The night of the prom. For some people, the biggest night of their lives. For others, traumatic. But what if the trauma came from an unexpected direction. What if the term "magical night" really meant magical? Nancy Springer has put together a series of prom night vignettes worthy of "The Twilight Zone"-meets-"The X Files," and the predominant tone is humor ... though more than one story hints at darker stuff beneath.

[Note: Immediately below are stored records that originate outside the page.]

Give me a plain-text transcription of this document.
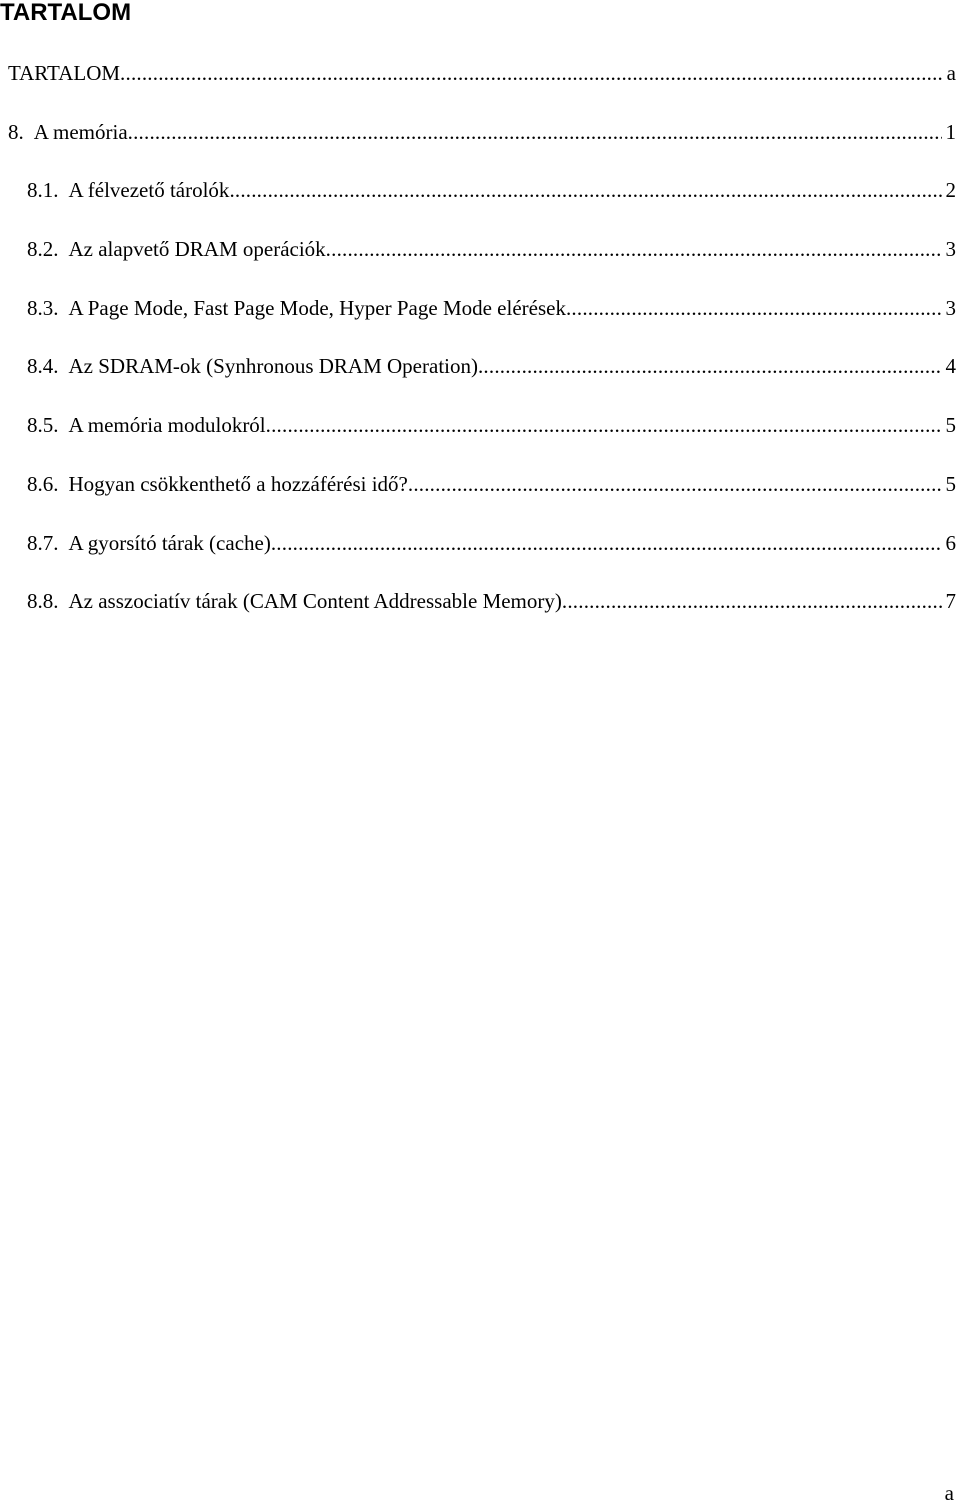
TARTALOM
TARTALOM .....	a
8. A memória .....	1
8.1. A félvezető tárolók .....	2
8.2. Az alapvető DRAM operációk .....	3
8.3. A Page Mode, Fast Page Mode, Hyper Page Mode elérések .....	3
8.4. Az SDRAM-ok (Synhronous DRAM Operation) .....	4
8.5. A memória modulokról .....	5
8.6. Hogyan csökkenthető a hozzáférési idő? .....	5
8.7. A gyorsító tárak (cache) .....	6
8.8. Az asszociatív tárak (CAM Content Addressable Memory) .....	7
a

Tim Waggoner's "Meeting Dad" is a perfect starting point: maybe Kevin's date's family is a lot stranger than he thought, and maybe all his dad's ideas about what he should get away with tonight should be reconsidered. In the sweetly sad "Three Strands of Her Hair," Dave Smeds shows one fantastic reason a date might be ditched on this night of nights, even if unwillingly. In the funny but bittersweet "Omar's One True Love," Gary Jonas masterfully proves that even bringing someone back from the dead doesn't guarantee she'll go out with you. And Lorelei Shannon's hilarious "Peggy Sue Got Slobbered" suggests that you shouldn't ask your grandma the witch for help when trying to make a boy jealous.

In Alan Rodgers' starkly realistic "A Touch, A Kiss, A Rose," the swirling emotions of teenagers reveal all sorts of truths about life, while in Fred Saberhagen's futuristic world of "The Senior Prom," it's the couples who don't have sex who are the outcasts. In Billie Sue Mosiman's "The Executioner's Prom Night Song," alien visitors destroy their present by yearning for a prom experience.

But the anthology's moral anchor is the stunning "Borrowed Lives," by Richard Parks, in which an elderly man shuffles two photographs — and two lives — and chooses ... not the best one, but the right one. Tragic, illuminating, and compassionate.

Good work by Connie Wilkins, Lawrence Watt-Evans, A.R. Morlan, Lawrence Schimel, and ten others rounds out an anthology which could have been trivial but chose instead to enlighten.